Con gratitudine ricordo che il P. Provinciale della Provincia Euro-mediterranea ci invitava recentemente con secche parole a "sollecitare la pratica della fede". Sul piano dei modelli si può riscontrare da una parte una certa omogeneizzazione - non solo da parte delle generazioni anziane - ad un modello “presbiterale” dei sacerdoti diocesani, cioè la centralità del sacerdozio su quello religioso e missionario; e dall’altra prevalentemente da parte delle giovani generazioni di gesuiti la riscoperta importante e la declamazione della spiritualità ignaziana, che a nostro parere rischia di essere gratificante. Il dubbio che abbiamo è che questa spiritualità non abbia - per esempio in esercizi spirituali e ritiri - nel nostro contesto incorporato la ricca spiritualità concreta elaborata dalle ultime Congregazioni Generali.

A livello interpretativo, ciò è dovuto a due cause: una più strutturale, perché in Italia i contenuti delle ultime Congregazioni Generali ricordate nel cinquantennio esaminato dal volume non sono state completamente assimilate, non hanno modellato la vita e l’azione apostolica dei gesuiti; e l’altra causa portata avanti da giovani generazioni di gesuiti riguardante la preferenza per l’annuncio diretto del Vangelo più che la prassi (fede e giustizia) in riferimento ad una cultura, specie giovanile, in cui la tradizione cattolica - non più trasmessa dalle famiglie - non è rilevante, significante vitalmente.

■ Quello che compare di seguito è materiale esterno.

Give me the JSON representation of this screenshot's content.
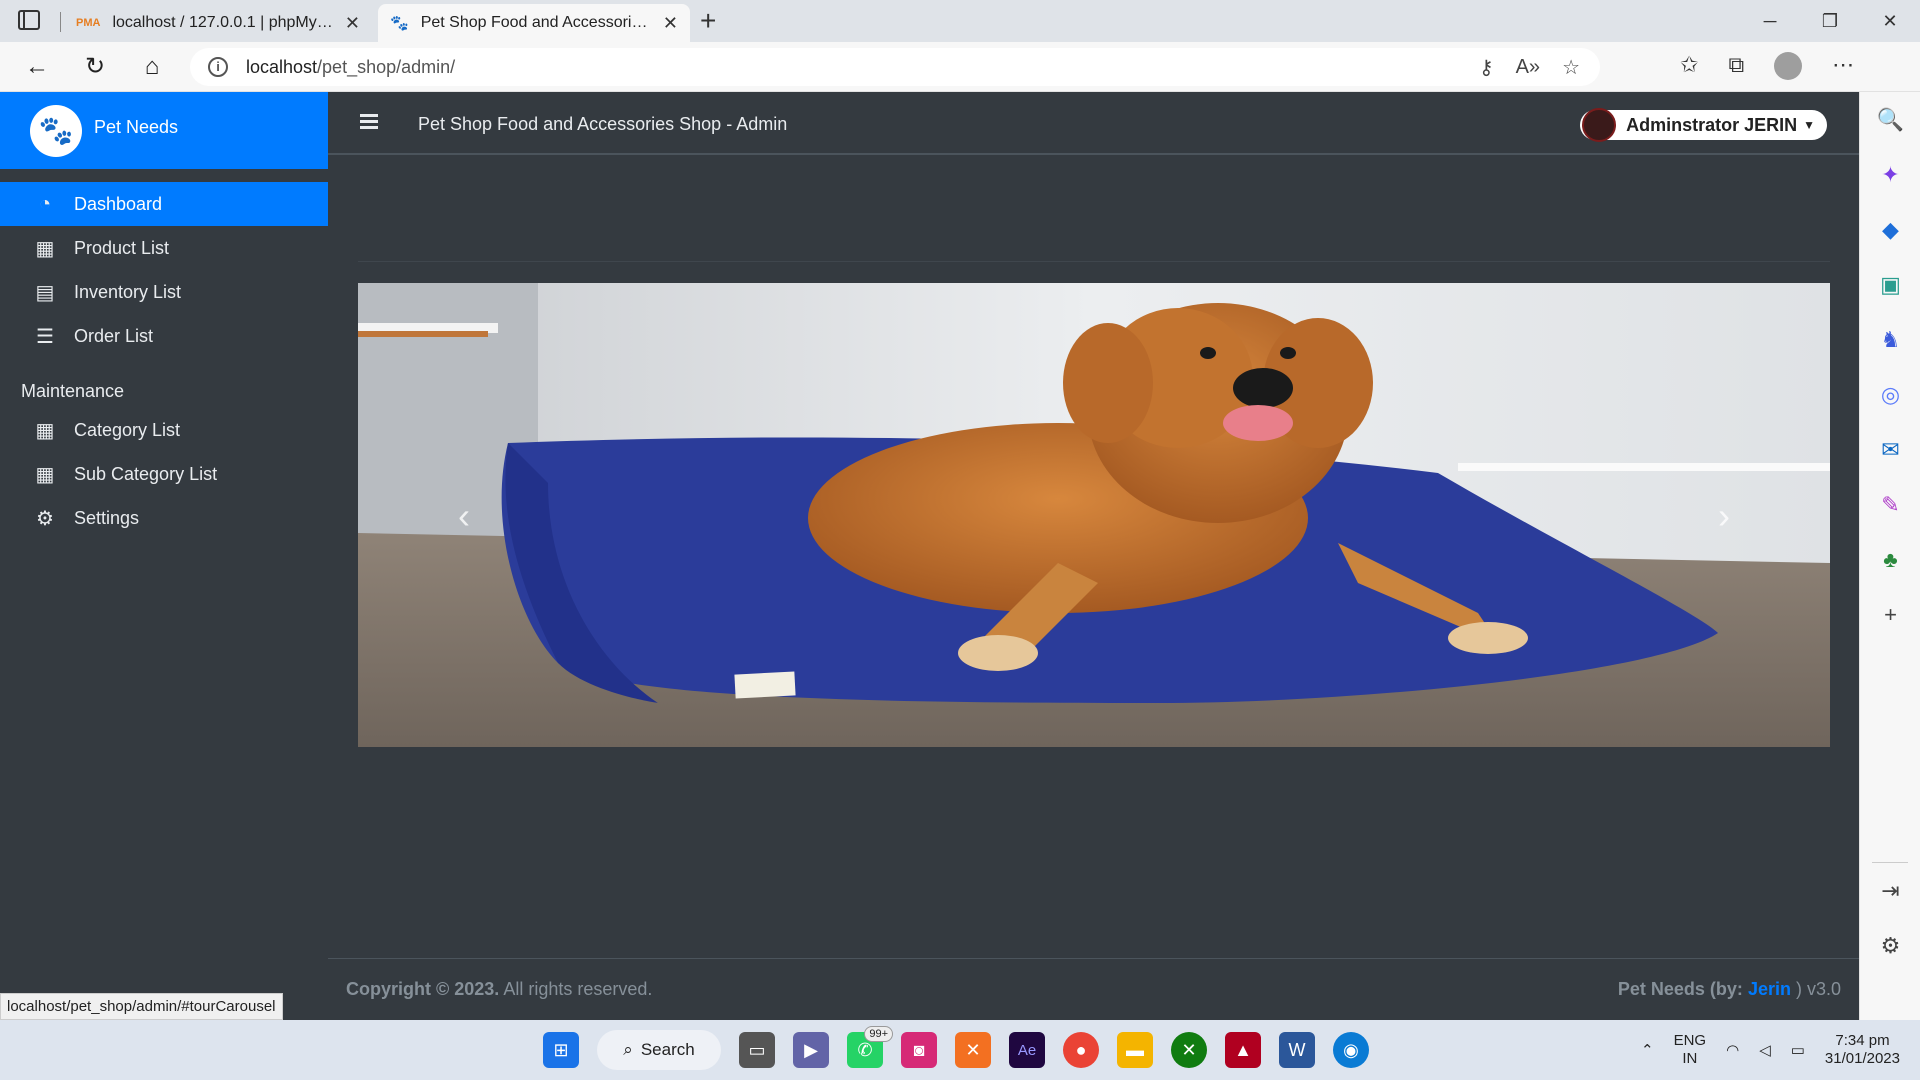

In questo contesto bisogna certo rilevare alcuni fatti positivi: un primo strutturale per il rinnovamento e continuità nel tempo della Compagnia di Gesù: l’affidamento di compiti e responsabilità importanti a giovani generazioni; l’altro riguarda la definizione, programmazione, attuazione in corso delle preferenze apostoliche della Provincia Euro-mediterranea. Il periodo post pandemia coronavirus imporrà riflessioni e adattamenti che non si possono ora immaginare. E non va dimenticato tra i fattori positivi il lavoro del Centro Astalli del Jesuit Refugee Service a Roma e in altre località, non per vantarsi ma come segno per tutti i gesuiti di concreta accoglienza a rifugiati e migranti.